Table of contents

  1. Overview
  2. How it works
  3. Graceful shutdown
  4. Customizing the shutdown process
  5. Service lifecycle interfaces
  6. Cleanup before shutdown
  7. Kubernetes liveness and readiness probes
  8. Why do I see 5xx errors when my application is shutting down?

This page is only applicable to applications using go-coldbrew/core package and applications created by ColdBrew cookiecutter.

Overview

ColdBrew applications are built on top of go-coldbrew/core package, have the ability to handle POSIX signals.

This is useful when you want to gracefully shutdown your application, specially when you are running your application on a platform like Kubernetes that expects your application to gracefully shutdown during a rolling update or scale down.

How it works

When you start your application, ColdBrew will register a signal handler for SIGINT and SIGTERM signals. When the application receives one of these signals, it will start a graceful shutdown process.

Graceful shutdown

When the application receives a signal, ColdBrew executes a multi-step shutdown sequence:

  1. PreStop(ctx) on services implementing CBPreStopper — deregister from service discovery, flush buffers
  2. FailCheck(true) on services implementing CBGracefulStopper/readycheck starts returning failure
  3. Wait GRPC_GRACEFUL_DURATION_IN_SECONDS (default: 7s) for the load balancer to stop sending traffic
  4. Stop workers — cancel worker context, wait for workers to exit
  5. Shutdown admin server if configured (ADMIN_PORT)
  6. Shutdown HTTP server — stop accepting new HTTP requests
  7. GracefulStop() gRPC server — finish in-flight RPCs, reject new ones
  8. Force-stop gRPC server if graceful shutdown didn’t complete in time
  9. Stop() on services implementing CBStopper — resource cleanup
  10. PostStop(ctx) on services implementing CBPostStopper — final cleanup after everything stopped
  11. Exit

Customizing the shutdown process

Configuring the shutdown process is done by setting the config values:

  • SHUTDOWN_DURATION_IN_SECONDS - Timeout for the entire Stop() sequence (default: 15s), covering steps 1-11 above including the drain wait.

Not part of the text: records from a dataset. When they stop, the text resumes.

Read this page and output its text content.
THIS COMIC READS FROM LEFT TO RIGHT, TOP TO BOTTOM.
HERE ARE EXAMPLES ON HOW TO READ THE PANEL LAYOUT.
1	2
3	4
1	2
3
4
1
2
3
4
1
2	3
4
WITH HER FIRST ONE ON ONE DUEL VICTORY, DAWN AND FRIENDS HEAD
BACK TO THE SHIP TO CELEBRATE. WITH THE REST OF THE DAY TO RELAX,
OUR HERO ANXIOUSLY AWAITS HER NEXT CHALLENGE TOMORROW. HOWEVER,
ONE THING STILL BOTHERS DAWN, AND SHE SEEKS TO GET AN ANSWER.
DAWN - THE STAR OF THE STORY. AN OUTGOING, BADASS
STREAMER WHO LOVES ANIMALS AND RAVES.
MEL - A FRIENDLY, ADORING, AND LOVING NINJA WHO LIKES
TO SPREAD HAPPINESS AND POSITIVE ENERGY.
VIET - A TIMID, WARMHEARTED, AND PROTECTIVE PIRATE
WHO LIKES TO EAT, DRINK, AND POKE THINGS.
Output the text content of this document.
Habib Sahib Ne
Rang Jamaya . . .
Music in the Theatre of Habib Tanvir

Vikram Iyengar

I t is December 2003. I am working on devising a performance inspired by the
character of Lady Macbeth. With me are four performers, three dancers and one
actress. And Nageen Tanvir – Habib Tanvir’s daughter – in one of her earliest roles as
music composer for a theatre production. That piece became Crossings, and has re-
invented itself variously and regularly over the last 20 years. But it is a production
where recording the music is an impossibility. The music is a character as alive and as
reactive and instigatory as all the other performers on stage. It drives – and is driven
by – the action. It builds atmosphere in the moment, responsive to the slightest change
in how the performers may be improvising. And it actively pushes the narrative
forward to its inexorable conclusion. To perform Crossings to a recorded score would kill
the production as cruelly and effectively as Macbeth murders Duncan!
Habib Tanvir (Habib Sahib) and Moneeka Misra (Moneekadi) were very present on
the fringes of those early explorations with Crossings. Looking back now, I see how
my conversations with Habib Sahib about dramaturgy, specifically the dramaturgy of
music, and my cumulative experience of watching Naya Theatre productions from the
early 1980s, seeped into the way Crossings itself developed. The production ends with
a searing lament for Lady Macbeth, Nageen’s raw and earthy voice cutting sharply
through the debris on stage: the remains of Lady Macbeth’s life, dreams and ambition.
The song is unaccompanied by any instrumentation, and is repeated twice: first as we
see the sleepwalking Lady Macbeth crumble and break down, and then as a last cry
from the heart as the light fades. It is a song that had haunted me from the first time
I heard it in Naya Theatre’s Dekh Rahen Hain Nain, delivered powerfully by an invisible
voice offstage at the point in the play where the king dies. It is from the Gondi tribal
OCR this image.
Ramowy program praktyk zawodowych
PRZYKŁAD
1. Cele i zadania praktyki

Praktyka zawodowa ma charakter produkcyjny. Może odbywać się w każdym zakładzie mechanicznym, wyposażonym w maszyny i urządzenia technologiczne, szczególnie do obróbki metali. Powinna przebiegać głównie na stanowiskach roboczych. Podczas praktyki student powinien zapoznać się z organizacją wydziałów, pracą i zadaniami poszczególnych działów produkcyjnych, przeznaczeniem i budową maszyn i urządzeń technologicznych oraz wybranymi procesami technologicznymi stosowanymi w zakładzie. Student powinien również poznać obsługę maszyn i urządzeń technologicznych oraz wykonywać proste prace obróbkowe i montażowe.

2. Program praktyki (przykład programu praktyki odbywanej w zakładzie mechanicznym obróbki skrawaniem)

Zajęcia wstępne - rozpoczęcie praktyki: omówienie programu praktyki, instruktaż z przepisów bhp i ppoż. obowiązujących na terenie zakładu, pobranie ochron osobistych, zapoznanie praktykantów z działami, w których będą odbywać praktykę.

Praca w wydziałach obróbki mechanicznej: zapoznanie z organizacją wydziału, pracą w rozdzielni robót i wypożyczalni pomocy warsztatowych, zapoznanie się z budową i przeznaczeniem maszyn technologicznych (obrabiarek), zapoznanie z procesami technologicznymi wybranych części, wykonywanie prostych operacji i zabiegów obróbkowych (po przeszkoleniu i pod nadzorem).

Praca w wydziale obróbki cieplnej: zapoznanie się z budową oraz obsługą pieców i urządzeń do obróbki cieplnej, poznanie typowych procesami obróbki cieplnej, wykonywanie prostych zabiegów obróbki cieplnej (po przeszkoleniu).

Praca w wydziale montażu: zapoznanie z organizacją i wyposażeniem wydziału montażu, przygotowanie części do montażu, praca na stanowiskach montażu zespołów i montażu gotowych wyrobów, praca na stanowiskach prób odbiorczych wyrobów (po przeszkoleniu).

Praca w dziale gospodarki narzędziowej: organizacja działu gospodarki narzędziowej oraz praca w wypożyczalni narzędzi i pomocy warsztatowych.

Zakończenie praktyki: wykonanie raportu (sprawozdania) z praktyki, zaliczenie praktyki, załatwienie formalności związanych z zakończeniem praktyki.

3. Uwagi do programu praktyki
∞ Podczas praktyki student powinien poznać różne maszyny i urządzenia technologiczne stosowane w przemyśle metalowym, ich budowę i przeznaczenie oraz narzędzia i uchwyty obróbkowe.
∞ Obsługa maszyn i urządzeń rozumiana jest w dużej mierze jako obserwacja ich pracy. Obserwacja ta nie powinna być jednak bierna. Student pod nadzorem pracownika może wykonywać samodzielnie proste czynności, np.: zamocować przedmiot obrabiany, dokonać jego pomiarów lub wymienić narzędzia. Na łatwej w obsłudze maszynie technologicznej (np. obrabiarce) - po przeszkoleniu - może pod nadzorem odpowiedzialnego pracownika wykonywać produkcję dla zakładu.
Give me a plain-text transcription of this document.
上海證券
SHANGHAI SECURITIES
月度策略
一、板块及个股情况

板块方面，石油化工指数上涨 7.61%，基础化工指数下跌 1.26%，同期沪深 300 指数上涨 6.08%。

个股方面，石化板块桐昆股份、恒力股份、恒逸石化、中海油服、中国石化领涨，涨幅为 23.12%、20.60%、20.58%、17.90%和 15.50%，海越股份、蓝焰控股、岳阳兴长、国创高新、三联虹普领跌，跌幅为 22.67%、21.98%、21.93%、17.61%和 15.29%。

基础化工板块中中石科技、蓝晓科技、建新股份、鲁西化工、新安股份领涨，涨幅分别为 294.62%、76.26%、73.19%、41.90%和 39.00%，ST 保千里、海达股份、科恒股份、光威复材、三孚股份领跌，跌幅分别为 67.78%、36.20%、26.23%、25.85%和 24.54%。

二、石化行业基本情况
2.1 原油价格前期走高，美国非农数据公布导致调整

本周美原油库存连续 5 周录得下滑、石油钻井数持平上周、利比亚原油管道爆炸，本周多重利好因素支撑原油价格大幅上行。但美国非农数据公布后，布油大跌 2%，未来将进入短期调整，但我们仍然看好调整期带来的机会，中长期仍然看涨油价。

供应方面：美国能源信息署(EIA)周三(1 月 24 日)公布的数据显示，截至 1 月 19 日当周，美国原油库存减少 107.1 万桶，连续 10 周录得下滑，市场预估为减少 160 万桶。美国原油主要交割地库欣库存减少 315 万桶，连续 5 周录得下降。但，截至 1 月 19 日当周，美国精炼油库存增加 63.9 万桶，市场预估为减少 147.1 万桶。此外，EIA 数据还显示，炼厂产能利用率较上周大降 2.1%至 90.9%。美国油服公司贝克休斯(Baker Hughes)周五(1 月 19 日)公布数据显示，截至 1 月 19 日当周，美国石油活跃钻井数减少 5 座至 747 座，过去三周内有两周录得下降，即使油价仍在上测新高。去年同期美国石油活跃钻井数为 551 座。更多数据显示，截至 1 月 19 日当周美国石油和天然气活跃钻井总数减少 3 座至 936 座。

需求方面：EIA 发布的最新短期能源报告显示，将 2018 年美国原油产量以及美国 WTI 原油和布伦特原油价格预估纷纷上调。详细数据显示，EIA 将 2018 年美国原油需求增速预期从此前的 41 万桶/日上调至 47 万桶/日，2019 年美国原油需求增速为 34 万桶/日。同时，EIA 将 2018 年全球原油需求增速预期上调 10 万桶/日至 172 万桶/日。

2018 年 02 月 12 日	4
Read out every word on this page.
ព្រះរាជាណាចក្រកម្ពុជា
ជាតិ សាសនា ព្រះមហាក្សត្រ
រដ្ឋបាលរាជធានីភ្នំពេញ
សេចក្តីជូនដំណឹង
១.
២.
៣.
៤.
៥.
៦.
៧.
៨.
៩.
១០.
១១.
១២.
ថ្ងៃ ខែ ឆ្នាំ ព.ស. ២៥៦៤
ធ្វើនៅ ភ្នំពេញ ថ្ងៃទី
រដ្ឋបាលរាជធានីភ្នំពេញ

After this, the process exits regardless.
  • GRPC_GRACEFUL_DURATION_IN_SECONDS - Duration of step 3 — how long to wait after failing /readycheck before stopping servers (default: 7s). This is included within SHUTDOWN_DURATION_IN_SECONDS, not additional to it.
  • DISABLE_SIGNAL_HANDLER - If set to true, ColdBrew will not register a signal handler (useful when you want to handle signals yourself).

Service lifecycle interfaces

ColdBrew provides optional interfaces for lifecycle hooks:

Interface Method When called Use for
CBPreStarter PreStart(ctx) Before initGRPC/initHTTP DB connections, auth setup, interceptor config
CBPostStarter PostStart(ctx) After server goroutines launched Service discovery registration, startup banner
CBPreStopper PreStop(ctx) Before FailCheck Deregister from service discovery, flush buffers
CBGracefulStopper FailCheck(bool) Before drain wait Mark service as not ready
CBStopper Stop() After servers stopped Close DB pools, flush metrics, drain producers
CBPostStopper PostStop(ctx) After Stop, before exit Final cleanup, audit log close

Heavy resource cleanup (closing DB pools, flushing metrics) belongs in Stop(). Use PreStop for pre-shutdown actions like deregistering from service discovery, and PostStop for final cleanup after everything has stopped.

Cleanup before shutdown

Implement the CBStopper interface to clean up resources during shutdown:

func (s *svc) Stop() {
    s.dbPool.Close()           // close database connections
    s.redisClient.Close()      // close Redis
    s.metricsReporter.Flush()  // flush pending metrics
    s.kafkaProducer.Close()    // drain and close Kafka producer
}

The ColdBrew cookiecutter generates this pattern — your service struct implements CBStopper and delegates to the service implementation’s Stop() method.

Kubernetes liveness and readiness probes

When you are running your application on Kubernetes, you can configure your livenessProbe and readinessProbe to use the /healthcheck and /readycheck endpoints. This will ensure that your application is restarted if it is not responding to requests and that your application is not sent new requests when it is shutting down.

Why do I see 5xx errors when my application is shutting down?

When you shut down your application, ColdBrew will fail the readiness check. This will cause the load balancer to stop sending new requests to your application. However, there might be some requests that are already in flight. These requests will still be processed by your application.

If you want to avoid this, you can set the SHUTDOWN_DURATION_IN_SECONDS to a value that is greater than the maximum time it takes to process a request. This will ensure that all requests are finished before the application shuts down. However, this will also increase the time it takes to shutdown the application.

Make sure you configure your load balancer to stop sending new requests to your application after readiness check fails. This will ensure that no new requests are sent to your application when it is shutting down.